Summer Solstice

Today is the Summer Solstice, and I suppose it is somehow appropriate that an hour after I went to bed Hilary awoke and refuses all of my entreaties that she…

Today is the Summer Solstice, and I suppose it is somehow appropriate that an hour after I went to bed Hilary awoke and refuses all of my entreaties that she sleep.  I’ve given up now of course, and she sits in her swing and I count down the moments until it is time to get up and get breakfast ready for the clients, a little more than an hour from now.

Most of the world, or rather the Northern Hemisphere, think of today as the longest day of the year, but of course that doesn’t apply here. We have just as much sun today as we have had for the past six weeks or so, 24 hours.  Today the sun will reach it’s highest point in the northern sky. More significantly for me, it marks that beginning of the slide towards the sunset and the winter.
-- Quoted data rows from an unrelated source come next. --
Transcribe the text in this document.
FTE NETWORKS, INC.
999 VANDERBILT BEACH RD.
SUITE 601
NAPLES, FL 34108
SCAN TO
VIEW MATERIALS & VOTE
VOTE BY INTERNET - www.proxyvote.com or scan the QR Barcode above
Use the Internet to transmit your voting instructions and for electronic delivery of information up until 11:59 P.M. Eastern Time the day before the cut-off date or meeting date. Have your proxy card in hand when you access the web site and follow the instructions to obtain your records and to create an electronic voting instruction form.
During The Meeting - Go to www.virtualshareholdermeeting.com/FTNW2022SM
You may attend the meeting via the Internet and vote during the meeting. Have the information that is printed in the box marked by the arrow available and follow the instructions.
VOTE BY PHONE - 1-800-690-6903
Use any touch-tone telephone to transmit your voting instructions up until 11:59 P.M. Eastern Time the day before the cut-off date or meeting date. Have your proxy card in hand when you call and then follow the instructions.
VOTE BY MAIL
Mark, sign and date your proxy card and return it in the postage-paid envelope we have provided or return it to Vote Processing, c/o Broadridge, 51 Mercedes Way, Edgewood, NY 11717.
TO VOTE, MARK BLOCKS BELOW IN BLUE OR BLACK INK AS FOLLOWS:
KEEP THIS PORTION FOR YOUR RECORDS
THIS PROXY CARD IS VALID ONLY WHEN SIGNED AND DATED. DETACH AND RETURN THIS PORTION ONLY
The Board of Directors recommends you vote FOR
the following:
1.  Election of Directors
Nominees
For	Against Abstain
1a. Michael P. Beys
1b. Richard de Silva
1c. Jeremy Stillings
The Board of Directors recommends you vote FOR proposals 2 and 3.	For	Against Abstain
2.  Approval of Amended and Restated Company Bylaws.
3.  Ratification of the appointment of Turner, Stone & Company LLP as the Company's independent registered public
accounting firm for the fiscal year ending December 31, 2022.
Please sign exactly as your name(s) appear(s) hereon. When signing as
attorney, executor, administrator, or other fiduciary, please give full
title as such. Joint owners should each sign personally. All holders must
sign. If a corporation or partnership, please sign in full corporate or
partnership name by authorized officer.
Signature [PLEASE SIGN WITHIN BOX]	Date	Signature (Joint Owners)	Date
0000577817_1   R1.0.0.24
In this land it is hard to get away from the fact that winter is just around the corner. We’ve not had a great spring this year, it has felt more like October with overcast skys and snow flurries and rain. Flights are missing just like it was fall.  But on the other hand, the wildflowers seem to be back on their schedule after the late year last year.  We went for a drive to the water lake last night and I noticed that Arctic Poppies have begun blooming and that on some hills the Arctic Dryad are already abundant.  Yesterday we actually had a great deal of sun, but now the sky promises more of the fall weather, it is overcast and cool, and looks foggy up top.

But things are looking up.  Hilary has just closed her eyes, so perhaps I can squeeze in fifty minutes or so of sleep.  Then pancakes.